LTspice value of peak current and theoretical value in a circuit question

Question

For the above question, after solving the circuit in frequency domain, I got the value of $$i_0(t) = 1.14\cos(3000t-55.3) mA $$ approximately (The calculations in the middle of steps was not approximated.)

Now, when I stimulate this in LTspice I get the following: The peak is approximately 1.056 mA of the current. There is a slight difference between the theoretical value and the value LTspice displays.

This did not happen only in this question, but many questions, where there always is a difference of about the second digit. (For instance, 840 V vs 865 V)

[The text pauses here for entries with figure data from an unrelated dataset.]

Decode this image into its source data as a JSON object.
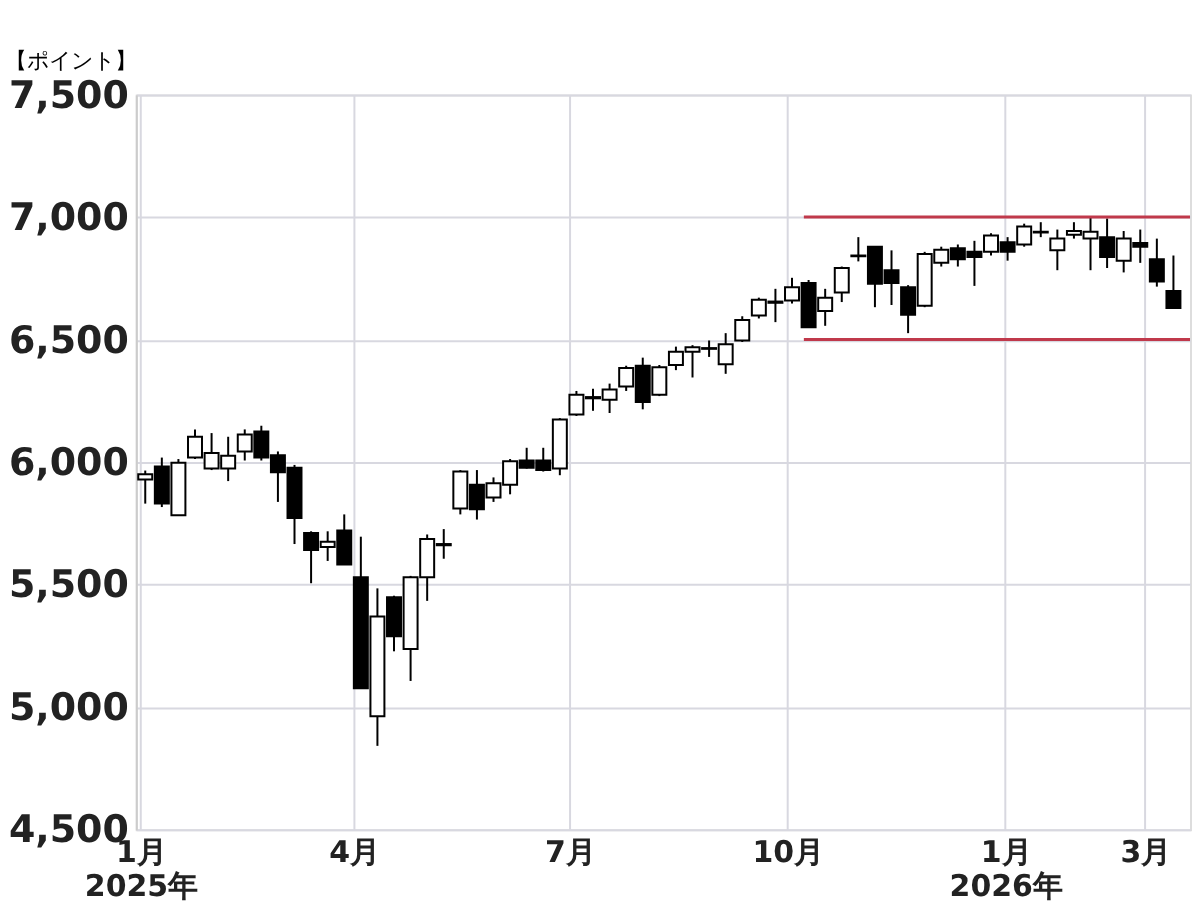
{
  "chart_data": {
    "type": "candlestick",
    "ylabel": "【ポイント】",
    "x": [
      "2025-01-03",
      "2025-01-10",
      "2025-01-17",
      "2025-01-24",
      "2025-01-31",
      "2025-02-07",
      "2025-02-14",
      "2025-02-21",
      "2025-02-28",
      "2025-03-07",
      "2025-03-14",
      "2025-03-21",
      "2025-03-28",
      "2025-04-04",
      "2025-04-11",
      "2025-04-18",
      "2025-04-25",
      "2025-05-02",
      "2025-05-09",
      "2025-05-16",
      "2025-05-23",
      "2025-05-30",
      "2025-06-06",
      "2025-06-13",
      "2025-06-20",
      "2025-06-27",
      "2025-07-04",
      "2025-07-11",
      "2025-07-18",
      "2025-07-25",
      "2025-08-01",
      "2025-08-08",
      "2025-08-15",
      "2025-08-22",
      "2025-08-29",
      "2025-09-05",
      "2025-09-12",
      "2025-09-19",
      "2025-09-26",
      "2025-10-03",
      "2025-10-10",
      "2025-10-17",
      "2025-10-24",
      "2025-10-31",
      "2025-11-07",
      "2025-11-14",
      "2025-11-21",
      "2025-11-28",
      "2025-12-05",
      "2025-12-12",
      "2025-12-19",
      "2025-12-26",
      "2026-01-02",
      "2026-01-09",
      "2026-01-16",
      "2026-01-23",
      "2026-01-30",
      "2026-02-06",
      "2026-02-13",
      "2026-02-20",
      "2026-02-27",
      "2026-03-06",
      "2026-03-13"
    ],
    "ohlc": [
      [
        5928,
        5965,
        5830,
        5950
      ],
      [
        5982,
        6018,
        5816,
        5831
      ],
      [
        5783,
        6012,
        5780,
        5997
      ],
      [
        6018,
        6133,
        6012,
        6103
      ],
      [
        5973,
        6118,
        5967,
        6037
      ],
      [
        5973,
        6103,
        5922,
        6025
      ],
      [
        6043,
        6133,
        6006,
        6112
      ],
      [
        6124,
        6148,
        6006,
        6018
      ],
      [
        6028,
        6043,
        5837,
        5958
      ],
      [
        5976,
        5988,
        5665,
        5771
      ],
      [
        5710,
        5717,
        5505,
        5641
      ],
      [
        5653,
        5717,
        5596,
        5674
      ],
      [
        5720,
        5786,
        5581,
        5581
      ],
      [
        5529,
        5695,
        5076,
        5076
      ],
      [
        4962,
        5484,
        4841,
        5369
      ],
      [
        5448,
        5454,
        5227,
        5288
      ],
      [
        5236,
        5535,
        5106,
        5529
      ],
      [
        5529,
        5704,
        5433,
        5686
      ],
      [
        5660,
        5726,
        5605,
        5665
      ],
      [
        5810,
        5967,
        5786,
        5961
      ],
      [
        5907,
        5967,
        5765,
        5807
      ],
      [
        5855,
        5937,
        5837,
        5913
      ],
      [
        5907,
        6012,
        5868,
        6003
      ],
      [
        6006,
        6058,
        5973,
        5976
      ],
      [
        6006,
        6058,
        5961,
        5967
      ],
      [
        5973,
        6179,
        5946,
        6173
      ],
      [
        6194,
        6290,
        6188,
        6275
      ],
      [
        6260,
        6299,
        6209,
        6265
      ],
      [
        6254,
        6320,
        6200,
        6296
      ],
      [
        6308,
        6393,
        6290,
        6384
      ],
      [
        6393,
        6426,
        6215,
        6245
      ],
      [
        6275,
        6396,
        6269,
        6387
      ],
      [
        6396,
        6471,
        6375,
        6450
      ],
      [
        6450,
        6477,
        6345,
        6468
      ],
      [
        6462,
        6496,
        6429,
        6465
      ],
      [
        6399,
        6526,
        6360,
        6481
      ],
      [
        6496,
        6595,
        6490,
        6580
      ],
      [
        6598,
        6671,
        6586,
        6662
      ],
      [
        6650,
        6707,
        6571,
        6655
      ],
      [
        6659,
        6752,
        6647,
        6713
      ],
      [
        6731,
        6743,
        6550,
        6550
      ],
      [
        6616,
        6707,
        6556,
        6671
      ],
      [
        6692,
        6798,
        6653,
        6792
      ],
      [
        6840,
        6918,
        6819,
        6843
      ],
      [
        6879,
        6879,
        6632,
        6728
      ],
      [
        6783,
        6864,
        6641,
        6731
      ],
      [
        6713,
        6722,
        6526,
        6601
      ],
      [
        6638,
        6858,
        6632,
        6849
      ],
      [
        6813,
        6879,
        6798,
        6867
      ],
      [
        6873,
        6888,
        6798,
        6828
      ],
      [
        6858,
        6903,
        6719,
        6837
      ],
      [
        6858,
        6934,
        6843,
        6925
      ],
      [
        6897,
        6918,
        6822,
        6858
      ],
      [
        6888,
        6973,
        6879,
        6961
      ],
      [
        6937,
        6979,
        6918,
        6940
      ],
      [
        6864,
        6949,
        6783,
        6912
      ],
      [
        6928,
        6979,
        6912,
        6943
      ],
      [
        6912,
        7000,
        6783,
        6940
      ],
      [
        6918,
        6994,
        6792,
        6837
      ],
      [
        6822,
        6943,
        6774,
        6912
      ],
      [
        6894,
        6949,
        6813,
        6879
      ],
      [
        6828,
        6912,
        6716,
        6737
      ],
      [
        6698,
        6843,
        6629,
        6629
      ]
    ],
    "series": [
      {
        "type": "line",
        "color": "#c0394b",
        "x": [
          "2025-10-08",
          "2026-03-20"
        ],
        "values": [
          7000,
          7000
        ]
      },
      {
        "type": "line",
        "color": "#c0394b",
        "x": [
          "2025-10-08",
          "2026-03-20"
        ],
        "values": [
          6500,
          6500
        ]
      }
    ],
    "xlim": [
      "2024-12-30",
      "2026-03-20"
    ],
    "xticks": [
      {
        "value": "2025-01-01",
        "label": "1月\n2025年"
      },
      {
        "value": "2025-04-01",
        "label": "4月"
      },
      {
        "value": "2025-07-01",
        "label": "7月"
      },
      {
        "value": "2025-10-01",
        "label": "10月"
      },
      {
        "value": "2026-01-01",
        "label": "1月\n2026年"
      },
      {
        "value": "2026-03-01",
        "label": "3月"
      }
    ],
    "ylim": [
      4500,
      7500
    ],
    "yticks": [
      {
        "value": 4500,
        "label": "4,500"
      },
      {
        "value": 5000,
        "label": "5,000"
      },
      {
        "value": 5500,
        "label": "5,500"
      },
      {
        "value": 6000,
        "label": "6,000"
      },
      {
        "value": 6500,
        "label": "6,500"
      },
      {
        "value": 7000,
        "label": "7,000"
      },
      {
        "value": 7500,
        "label": "7,500"
      }
    ],
    "grid": true
  }
}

The circuit that was simulated:

So my question is, what is causing the difference and how is it possible to fix it?

Answer 1

Well, we are trying the analyze the following circuit:

^{simulate this circuit – Schematic created using CircuitLab}

When we use and apply KCL, we can write the following set of equations:

$$ \begin{cases} \begin{alignat*}{1} \text{I}_1+\text{I}_5&=\text{I}_2+\text{I}_3\\ \\ \text{I}_1&=\text{I}_2+\text{I}_4\\ \\ \text{I}_3&=\text{I}_4+\text{I}_5 \end{alignat*} \end{cases}\tag1 $$

When we use and apply Ohm's law, we can write the following set of equations:

$$ \begin{cases} \begin{alignat*}{1} \text{I}_1&=\frac{\displaystyle\text{V}_\text{i}-\text{V}_1}{\displaystyle\text{R}_1}\\ \\ \text{I}_2&=\frac{\displaystyle\text{V}_1-0}{\displaystyle\text{R}_2}\\ \\ \text{I}_3&=\frac{\displaystyle\text{V}_1-\text{V}_2}{\displaystyle\text{R}_3}\\ \\ \text{I}_3&=\frac{\displaystyle\text{V}_2-0}{\displaystyle\text{R}_4}\\ \\ \text{I}_5&=\frac{\displaystyle\text{n}\cdot\text{V}_2-\text{V}_1}{\displaystyle\text{R}_5} \end{alignat*} \end{cases}\tag2 $$

Now, we can subsitute \$\displaystyle\left(2\right)\$ into \$\displaystyle\left(1\right)\$ in order to rewrite \$\displaystyle\left(1\right)\$:

$$ \begin{cases} \begin{alignat*}{1} \frac{\displaystyle\text{V}_\text{i}-\text{V}_1}{\displaystyle\text{R}_1}+\frac{\displaystyle\text{n}\cdot\text{V}_2-\text{V}_1}{\displaystyle\text{R}_5}&=\frac{\displaystyle\text{V}_1-0}{\displaystyle\text{R}_2}+\frac{\displaystyle\text{V}_1-\text{V}_2}{\displaystyle\text{R}_3}\\ \\ \frac{\displaystyle\text{V}_\text{i}-\text{V}_1}{\displaystyle\text{R}_1}+\frac{\displaystyle\text{n}\cdot\text{V}_2-\text{V}_1}{\displaystyle\text{R}_5}&=\frac{\displaystyle\text{V}_1-0}{\displaystyle\text{R}_2}+\frac{\displaystyle\text{V}_2-0}{\displaystyle\text{R}_4}\\ \\ \frac{\displaystyle\text{V}_\text{i}-\text{V}_1}{\displaystyle\text{R}_1}&=\frac{\displaystyle\text{V}_1-0}{\displaystyle\text{R}_2}+\text{I}_4\\ \\ \frac{\displaystyle\text{V}_1-\text{V}_2}{\displaystyle\text{R}_3}&=\text{I}_4+\frac{\displaystyle\text{n}\cdot\text{V}_2-\text{V}_1}{\displaystyle\text{R}_5}\\ \\ \frac{\displaystyle\text{V}_2-0}{\displaystyle\text{R}_4}&=\text{I}_4+\frac{\displaystyle\text{n}\cdot\text{V}_2-\text{V}_1}{\displaystyle\text{R}_5} \end{alignat*} \end{cases}\tag3 $$

Now, you can use Laplace transform to write:

$$\text{R}_2=\frac{\displaystyle1}{\displaystyle\text{sC}},\space\text{R}_3=\text{sL}\tag4$$

And:

$$\text{v}_\text{i}\left(\text{s}\right)=\mathscr{L}_t\left[\hat{\text{u}}_\text{i}\cos\left(\omega t\right)\right]_{\left(\text{s}\right)}=\frac{\displaystyle\hat{\text{u}}_\text{i}\text{s}}{\displaystyle\text{s}^2+\omega^2}\tag5$$

Now, for your case you need to solve for \$\displaystyle-\text{I}_5\$ in order to find your \$\displaystyle i_o\$.